Dax Shepard and Michael Pena play bike cops in CHIPS
While the new film Chips uses the title and characters from the iconic 1977-1983 TV series, writer-director-star Dax Shepard says that being faithful to the show wasn't his main goal. "I'm always looking to do something with action - specifically motor sports action - and comedy," he says. "And this was a show that was centred around two heroes on motorcycles. So to me, it was a lay-up as far as getting to do both things!"
Dax and Michael in CHIPS
He dove in with gusto to make the film. "Every day we blew something up or had a motorcycle crash," he says. "A lot of action-comedies are comedies with just a splash of action, so this is a bit of a throwback where the humour comes from the action. I'd like there to be 20 movies a year like Bad Boys and Lethal Weapon."
Shepard has fond memories of the TV show CHiPs from when he was a kid. "I'm from the Midwest," he says. "It was grey and cold eight months of the year. And you would turn this show on and for an hour you were in California with palm trees and beaches and bikinis. And this odd couple on motorcycles - this tall, lanky white dude and a Latino - it was a cool original pairing."

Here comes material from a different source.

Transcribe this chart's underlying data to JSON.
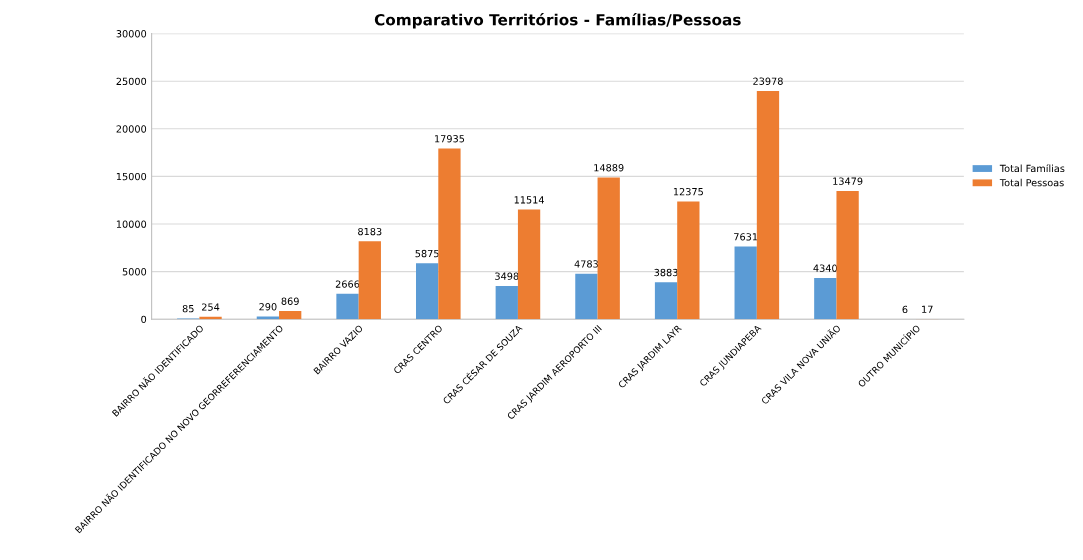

To play his partner on-screen, Shepard only had one actor in mind, Michael Pena. And Pena was happy to switch from his more serious roles in films like The Martian and Collateral Beauty to do something funny. "It's so easy to act like the stoic, leading man guy," he says. "But here I'm playing Ponch! There's people who loved him from back in the day, but I don't exactly play his style."
Pena admits readily that he's not as cool as the TV show's Ponch, Erik Estrada. "Yeah," he laughs. "I was always the dude that, after two weeks of hanging out with a girl, they'd be like, 'You're cute.' I'm like, 'Uh, okay, cool, thanks.' It took two weeks, but it's all good. It happened. I got my wife like that."
Shepard wrote the script so Pena could play the charmer. "It was very important for me to make sure that he was the stud when I wrote it," Shepard laughs. "So I had to be selfless for a selfish purpose of keeping him in the movie."
To which Pena replies, "Well, you still got naked in the movie. And you showed off the abs."
"Well, you know," Shepard fires back. "If you don't have the face, you better have the body!"